Nora Goldstein
BioCycle March/April 2016
“California Farmers Favor Municipal Composting Programs”
That was the headline of a news item in the Organic World department of Organic Gardening magazine in July 1953. BioCycle founder Jerome Goldstein had just started working at Organic Gardening (he subsequently started BioCycle in 1960, under the name Compost Science). Here’s an excerpt from the news item:
“In answer to the question, ‘Will the farmers buy the compost?’ which has long been the basis for disputing the value of municipal composting programs along California’s citrus belt, farm columnist Tom Cleveland asserts that there are encouraging indications not only that they will, but that many growers are realizing the importance of organics in general … Organics, he declares, improves the soil tilth, water penetration and water-holding capacity of the soil, as well as being relatively high in phosphorus and potash. He called for full recognition of the serious need for returning to the soil all the organic material we can get.”

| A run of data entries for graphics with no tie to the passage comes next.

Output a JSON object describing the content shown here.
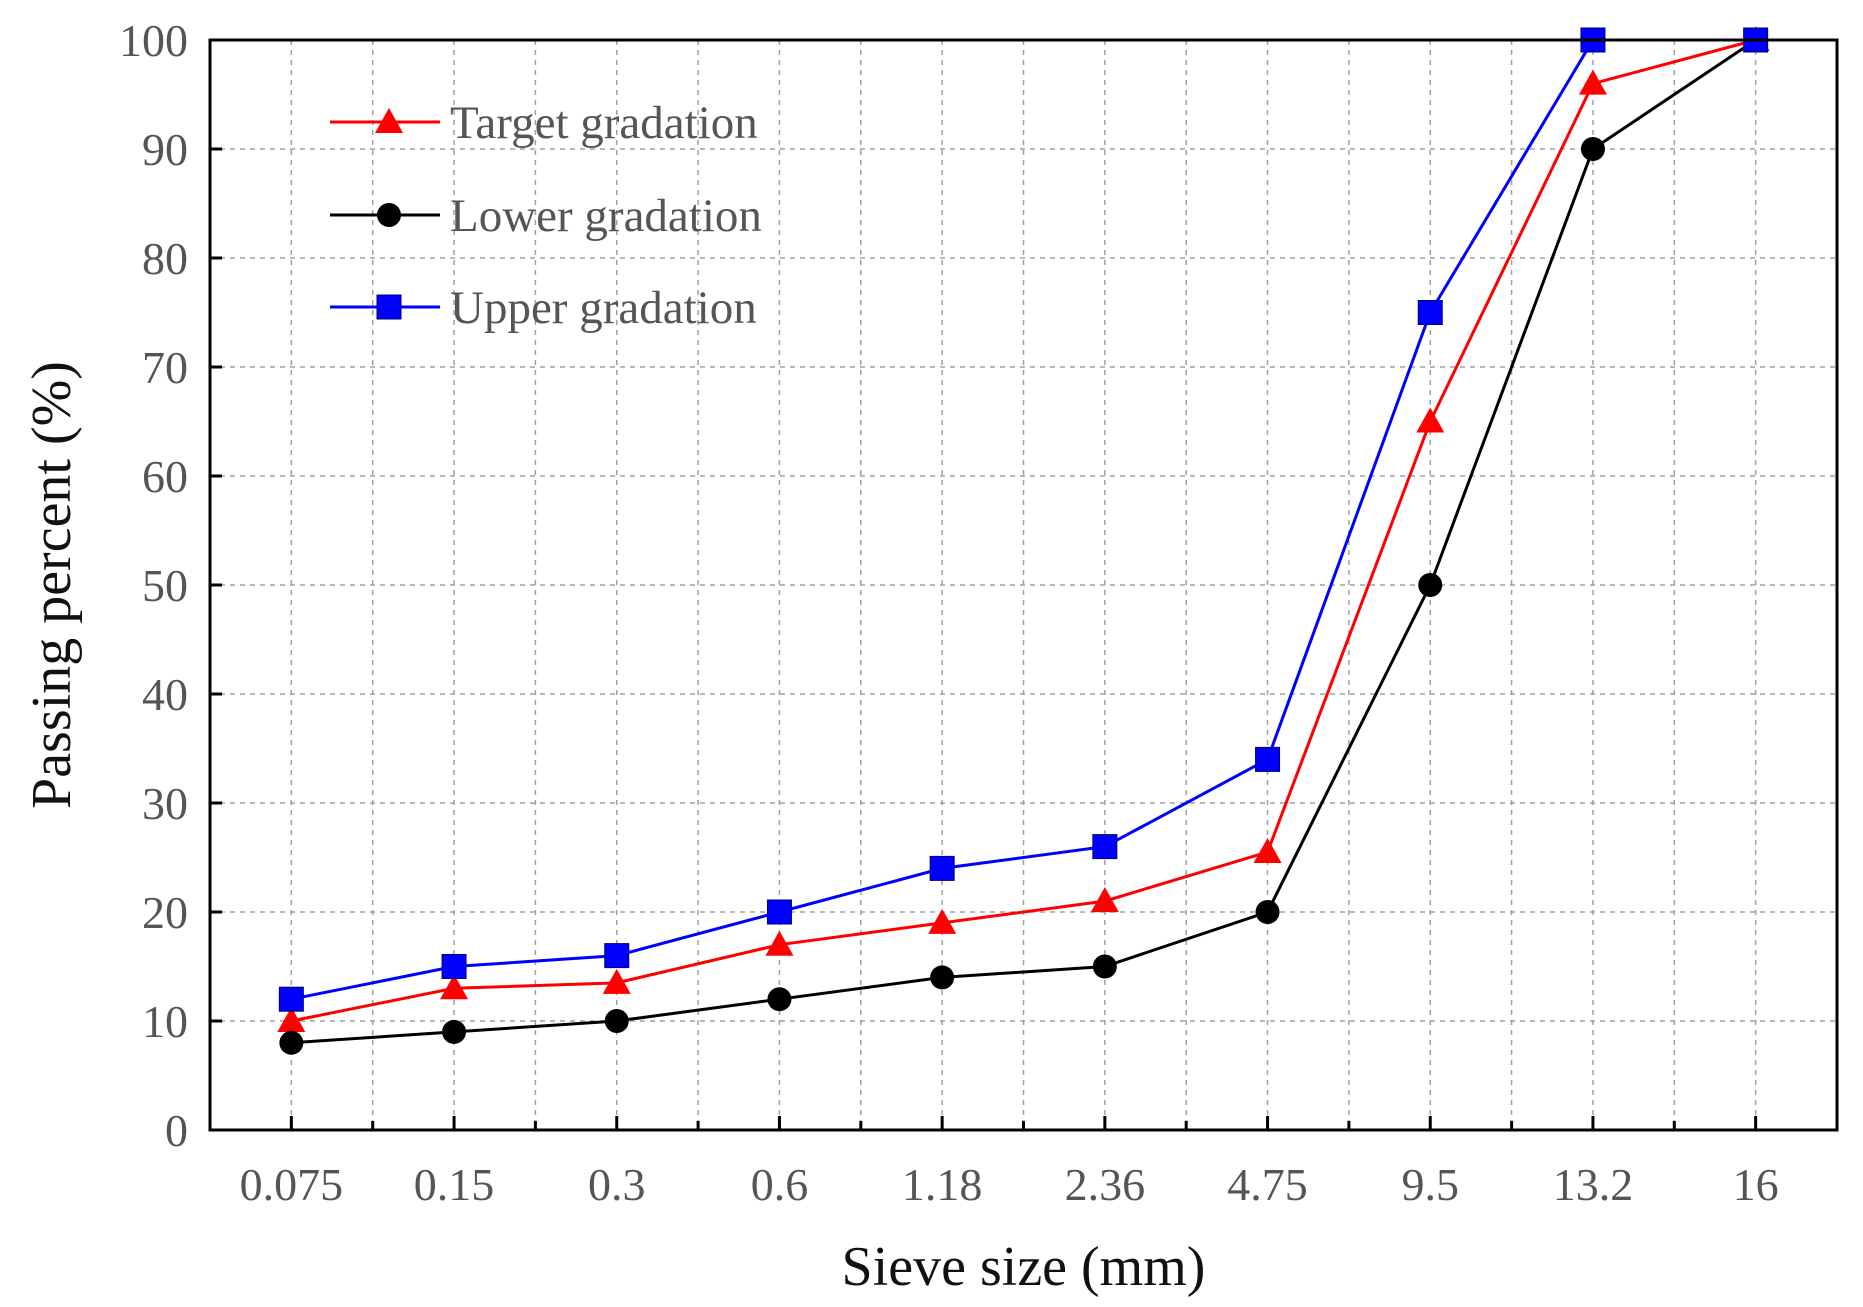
{
  "chart_data": {
    "type": "line",
    "title": "",
    "xlabel": "Sieve size (mm)",
    "ylabel": "Passing percent (%)",
    "categories": [
      "0.075",
      "0.15",
      "0.3",
      "0.6",
      "1.18",
      "2.36",
      "4.75",
      "9.5",
      "13.2",
      "16"
    ],
    "ylim": [
      0,
      100
    ],
    "yticks": [
      0,
      10,
      20,
      30,
      40,
      50,
      60,
      70,
      80,
      90,
      100
    ],
    "grid": true,
    "legend_position": "top-left",
    "series": [
      {
        "name": "Target gradation",
        "color": "#ff0000",
        "marker": "triangle",
        "values": [
          10,
          13,
          13.5,
          17,
          19,
          21,
          25.5,
          65,
          96,
          100
        ]
      },
      {
        "name": "Lower gradation",
        "color": "#000000",
        "marker": "circle",
        "values": [
          8,
          9,
          10,
          12,
          14,
          15,
          20,
          50,
          90,
          100
        ]
      },
      {
        "name": "Upper gradation",
        "color": "#0000ff",
        "marker": "square",
        "values": [
          12,
          15,
          16,
          20,
          24,
          26,
          34,
          75,
          100,
          100
        ]
      }
    ]
  }
}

The essence of the news item has Jerry’s fingerprints all over it, and if he were here today, more than 60 years later, he would likely smile and say, “that’s why we’re in this for the long game.” And while it is quite the long game, we are inching toward the end zone. In the Opening Plenary on April 5, CalRecycle Director Scott Smithline will give an overview of California’s increased pace to capture organics and get them back to the soil. He will be followed by Brian Leahy, Director of California’s Department of Pesticide Regulation. His presentation is titled “Compost Connections To California Agriculture.” That afternoon, there is a session dedicated to the California Department of Food and Agriculture’s Healthy Soils Initiative, which includes incentivizing farmers to use compost.

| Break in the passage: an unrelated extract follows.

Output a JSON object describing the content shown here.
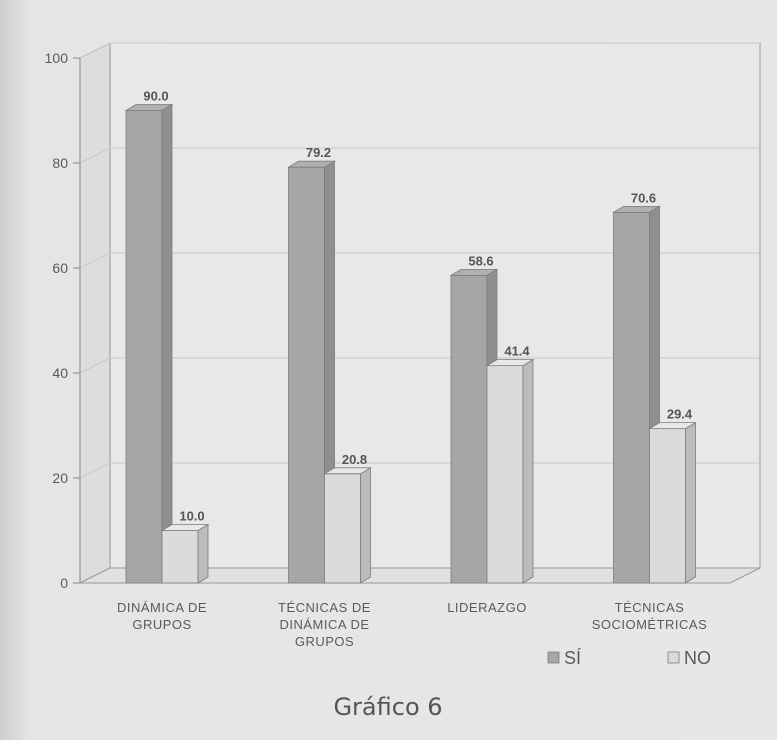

But it’s not just California farmers who recognize the benefits of compost. Compost application trials and demonstrations are happening in western Washington State and British Columbia. Hillsborough County, Florida’s biosolids and yard trimmings cocomposting project is targeting farmers in its region as its prime compost market.
When you think about it, whether we are talking about model municipal organics recycling programs, anaerobic digestion and digestate, organics contaminant reduction or composting BMPs, all roads lead back to returning organics to soils. To make that happen, we must collect and process the organics without public health or environmental impacts. We must keep the organics streams free of contamination. We must maximize the resource inputs required to grow food by making sure edible food gets to people — and then back to soils.
Jerry, we hear your message loud and clear: It’s a long game, but we are in it to win it.